The Antlers – Hospice

theantlershospice

The Antlers’ Hospice is a beautiful, morbid meditation on loss, guilt, and responsibility. Antlers frontman Peter Silberman’s rich falsetto evokes Jeff Buckley at his most beautiful, yet never slides into ostentatious as Buckley’s could. The pacing of the album and frequent revisting of melodic motifs brings to mind Neutral Milk Hotel’s peerless In an Aeroplane Over the Sea in mood and texture.

As the title suggests Hospice seems to take place at the bed side of a dying lover, or perhaps dying love. The songs conjure a scene of reluctant waiting for the inevitable, a mixture of anger, empathy, and sadness. So why am I listening to this over and over again? The angelic hooks and dynamic range of this album make it hard to step away. Think Sigur Rós, but with the emotional depth that the Icelandic quartet’s use of a made up language of coos and screams often circumvents.

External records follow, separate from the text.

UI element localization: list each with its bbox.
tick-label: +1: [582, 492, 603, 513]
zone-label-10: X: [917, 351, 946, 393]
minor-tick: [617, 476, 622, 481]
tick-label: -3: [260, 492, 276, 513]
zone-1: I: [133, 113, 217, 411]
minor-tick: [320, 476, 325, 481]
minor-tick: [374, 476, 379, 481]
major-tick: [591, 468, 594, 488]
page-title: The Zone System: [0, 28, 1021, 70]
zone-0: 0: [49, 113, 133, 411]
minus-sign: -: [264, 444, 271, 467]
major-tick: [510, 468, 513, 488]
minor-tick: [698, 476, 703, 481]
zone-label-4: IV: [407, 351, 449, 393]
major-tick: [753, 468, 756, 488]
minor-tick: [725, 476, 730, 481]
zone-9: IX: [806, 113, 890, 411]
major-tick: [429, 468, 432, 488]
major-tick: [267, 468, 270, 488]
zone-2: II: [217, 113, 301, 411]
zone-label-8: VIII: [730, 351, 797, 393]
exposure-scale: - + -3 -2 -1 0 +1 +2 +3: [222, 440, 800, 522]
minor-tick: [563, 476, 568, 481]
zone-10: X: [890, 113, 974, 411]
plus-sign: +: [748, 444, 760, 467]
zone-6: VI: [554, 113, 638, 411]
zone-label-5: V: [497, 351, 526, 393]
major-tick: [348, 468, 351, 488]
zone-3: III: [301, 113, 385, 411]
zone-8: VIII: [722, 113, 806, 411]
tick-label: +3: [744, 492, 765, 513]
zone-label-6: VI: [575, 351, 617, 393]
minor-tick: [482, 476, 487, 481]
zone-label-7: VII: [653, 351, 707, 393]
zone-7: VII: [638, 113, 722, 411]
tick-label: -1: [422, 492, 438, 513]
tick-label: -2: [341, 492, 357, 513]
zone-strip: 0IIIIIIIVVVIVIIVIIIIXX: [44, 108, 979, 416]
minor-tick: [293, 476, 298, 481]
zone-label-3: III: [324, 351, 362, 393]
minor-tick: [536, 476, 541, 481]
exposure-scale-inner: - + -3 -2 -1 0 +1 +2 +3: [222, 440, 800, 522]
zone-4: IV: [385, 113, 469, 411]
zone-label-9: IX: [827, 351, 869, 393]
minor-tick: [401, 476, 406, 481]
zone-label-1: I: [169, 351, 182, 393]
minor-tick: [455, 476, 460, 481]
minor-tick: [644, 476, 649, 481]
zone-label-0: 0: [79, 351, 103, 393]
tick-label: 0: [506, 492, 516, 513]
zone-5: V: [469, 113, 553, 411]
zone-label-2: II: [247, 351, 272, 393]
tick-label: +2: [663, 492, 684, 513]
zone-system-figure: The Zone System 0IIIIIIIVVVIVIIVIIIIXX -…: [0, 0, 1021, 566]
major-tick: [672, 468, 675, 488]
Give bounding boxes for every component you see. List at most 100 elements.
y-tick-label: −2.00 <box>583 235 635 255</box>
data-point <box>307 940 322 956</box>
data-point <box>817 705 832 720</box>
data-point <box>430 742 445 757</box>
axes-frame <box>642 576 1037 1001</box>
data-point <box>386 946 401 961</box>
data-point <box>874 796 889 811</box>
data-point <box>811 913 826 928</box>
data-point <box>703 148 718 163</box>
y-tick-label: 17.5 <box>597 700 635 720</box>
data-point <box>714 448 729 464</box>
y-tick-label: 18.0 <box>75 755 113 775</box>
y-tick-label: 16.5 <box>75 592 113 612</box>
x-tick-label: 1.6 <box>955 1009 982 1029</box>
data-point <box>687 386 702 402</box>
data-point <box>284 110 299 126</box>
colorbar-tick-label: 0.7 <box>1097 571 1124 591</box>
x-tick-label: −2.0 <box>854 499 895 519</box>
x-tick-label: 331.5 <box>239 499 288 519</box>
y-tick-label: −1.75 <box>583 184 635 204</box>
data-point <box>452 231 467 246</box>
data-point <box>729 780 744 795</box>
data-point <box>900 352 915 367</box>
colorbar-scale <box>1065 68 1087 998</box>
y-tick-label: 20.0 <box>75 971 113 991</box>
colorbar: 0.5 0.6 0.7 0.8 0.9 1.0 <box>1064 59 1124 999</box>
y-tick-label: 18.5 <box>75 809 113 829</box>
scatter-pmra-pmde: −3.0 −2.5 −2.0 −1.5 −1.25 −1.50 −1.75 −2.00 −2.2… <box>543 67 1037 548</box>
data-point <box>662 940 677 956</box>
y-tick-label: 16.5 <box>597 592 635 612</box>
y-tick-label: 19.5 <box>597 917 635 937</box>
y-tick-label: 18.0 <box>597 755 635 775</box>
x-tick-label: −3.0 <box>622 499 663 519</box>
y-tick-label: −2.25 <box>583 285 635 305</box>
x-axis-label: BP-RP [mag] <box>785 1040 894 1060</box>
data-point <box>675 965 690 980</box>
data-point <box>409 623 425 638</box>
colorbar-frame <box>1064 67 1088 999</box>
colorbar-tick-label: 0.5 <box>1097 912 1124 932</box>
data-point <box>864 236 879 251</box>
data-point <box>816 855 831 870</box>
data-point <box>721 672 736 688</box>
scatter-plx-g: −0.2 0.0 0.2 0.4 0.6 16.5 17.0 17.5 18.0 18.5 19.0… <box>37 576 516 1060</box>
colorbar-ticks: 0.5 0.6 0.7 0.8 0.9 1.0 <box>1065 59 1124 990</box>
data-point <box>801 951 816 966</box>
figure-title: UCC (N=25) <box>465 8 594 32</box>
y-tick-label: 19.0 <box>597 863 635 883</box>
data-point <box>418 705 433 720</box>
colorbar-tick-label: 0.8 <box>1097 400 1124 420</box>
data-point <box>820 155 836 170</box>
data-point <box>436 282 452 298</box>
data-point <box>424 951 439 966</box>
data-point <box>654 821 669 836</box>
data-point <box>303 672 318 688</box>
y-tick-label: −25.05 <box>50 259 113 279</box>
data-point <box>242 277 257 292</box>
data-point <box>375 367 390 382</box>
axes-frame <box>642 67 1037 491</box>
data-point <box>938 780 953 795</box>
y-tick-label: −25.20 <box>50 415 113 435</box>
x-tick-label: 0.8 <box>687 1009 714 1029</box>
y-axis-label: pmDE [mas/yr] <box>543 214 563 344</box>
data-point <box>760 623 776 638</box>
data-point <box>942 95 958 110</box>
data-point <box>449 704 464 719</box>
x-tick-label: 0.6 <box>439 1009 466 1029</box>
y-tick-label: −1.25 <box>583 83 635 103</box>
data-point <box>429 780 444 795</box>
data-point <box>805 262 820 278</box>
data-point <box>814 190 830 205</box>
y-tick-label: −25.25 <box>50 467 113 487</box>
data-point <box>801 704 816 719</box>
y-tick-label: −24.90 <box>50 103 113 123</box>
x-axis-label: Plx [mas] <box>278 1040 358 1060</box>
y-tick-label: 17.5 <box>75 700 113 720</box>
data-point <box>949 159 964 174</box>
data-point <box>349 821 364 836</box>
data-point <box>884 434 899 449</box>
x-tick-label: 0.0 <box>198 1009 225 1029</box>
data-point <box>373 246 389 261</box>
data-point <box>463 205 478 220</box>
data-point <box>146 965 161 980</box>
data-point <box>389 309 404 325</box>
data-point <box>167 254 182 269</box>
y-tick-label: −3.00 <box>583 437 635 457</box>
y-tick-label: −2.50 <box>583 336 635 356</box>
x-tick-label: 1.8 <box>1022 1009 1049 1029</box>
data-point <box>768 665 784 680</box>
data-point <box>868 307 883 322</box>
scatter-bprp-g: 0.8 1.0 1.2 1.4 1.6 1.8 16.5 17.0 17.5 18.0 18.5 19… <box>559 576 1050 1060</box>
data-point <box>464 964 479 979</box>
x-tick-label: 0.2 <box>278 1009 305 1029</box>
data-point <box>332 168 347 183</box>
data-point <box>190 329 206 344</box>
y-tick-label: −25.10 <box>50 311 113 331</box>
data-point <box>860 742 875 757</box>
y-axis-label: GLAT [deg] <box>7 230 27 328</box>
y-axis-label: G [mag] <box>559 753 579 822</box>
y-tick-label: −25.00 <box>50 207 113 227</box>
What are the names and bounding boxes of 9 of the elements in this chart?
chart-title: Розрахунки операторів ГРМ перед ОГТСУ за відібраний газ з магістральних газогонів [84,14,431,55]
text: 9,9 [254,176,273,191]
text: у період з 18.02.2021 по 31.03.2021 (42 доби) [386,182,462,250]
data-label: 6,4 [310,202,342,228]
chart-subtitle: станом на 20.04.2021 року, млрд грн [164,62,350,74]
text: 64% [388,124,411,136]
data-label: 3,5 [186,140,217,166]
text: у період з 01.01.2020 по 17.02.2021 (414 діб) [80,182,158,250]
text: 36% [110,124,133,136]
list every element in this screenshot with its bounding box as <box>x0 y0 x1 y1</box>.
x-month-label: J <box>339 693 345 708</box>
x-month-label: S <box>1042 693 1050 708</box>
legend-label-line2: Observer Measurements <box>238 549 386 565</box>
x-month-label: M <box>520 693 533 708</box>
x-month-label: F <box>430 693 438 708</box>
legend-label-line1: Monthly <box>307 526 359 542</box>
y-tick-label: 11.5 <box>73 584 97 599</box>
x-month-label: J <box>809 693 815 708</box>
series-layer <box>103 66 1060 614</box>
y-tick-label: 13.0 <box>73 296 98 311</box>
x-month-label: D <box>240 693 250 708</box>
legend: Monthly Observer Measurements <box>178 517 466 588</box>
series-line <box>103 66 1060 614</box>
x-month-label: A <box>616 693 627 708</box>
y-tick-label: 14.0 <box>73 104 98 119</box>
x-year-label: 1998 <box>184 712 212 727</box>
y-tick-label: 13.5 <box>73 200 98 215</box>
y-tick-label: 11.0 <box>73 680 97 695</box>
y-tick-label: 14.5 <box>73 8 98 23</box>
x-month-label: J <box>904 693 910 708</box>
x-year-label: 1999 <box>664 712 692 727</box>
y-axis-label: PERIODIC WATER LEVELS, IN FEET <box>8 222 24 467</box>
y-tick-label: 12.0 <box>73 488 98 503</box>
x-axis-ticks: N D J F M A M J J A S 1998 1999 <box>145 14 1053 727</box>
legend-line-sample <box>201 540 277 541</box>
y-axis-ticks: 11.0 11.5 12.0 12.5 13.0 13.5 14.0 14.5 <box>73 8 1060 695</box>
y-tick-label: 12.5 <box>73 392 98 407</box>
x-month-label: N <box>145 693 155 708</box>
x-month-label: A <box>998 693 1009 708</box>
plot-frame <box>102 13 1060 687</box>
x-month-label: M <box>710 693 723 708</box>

“Epilogue” is a special standout in this collection. Returning to the melody theme established in the earlier “Bear” and the bonus track “Sylvia, an Introduction” , the album comes whispering to a close. The subject of the song seems to have willfully given up a fight that the narrator was not ready to yield. Here it seems to come into focus that the cancer-taken lover may in fact be a way of reconciling the loss of a relationship, the protagonist wants to follow the love to the morgue to sleep with it, insisting that it may be being buried alive. There is something disturbing about the notion of needing to to rationalize a breakup as a terminal cancer but at this point you can’t look away.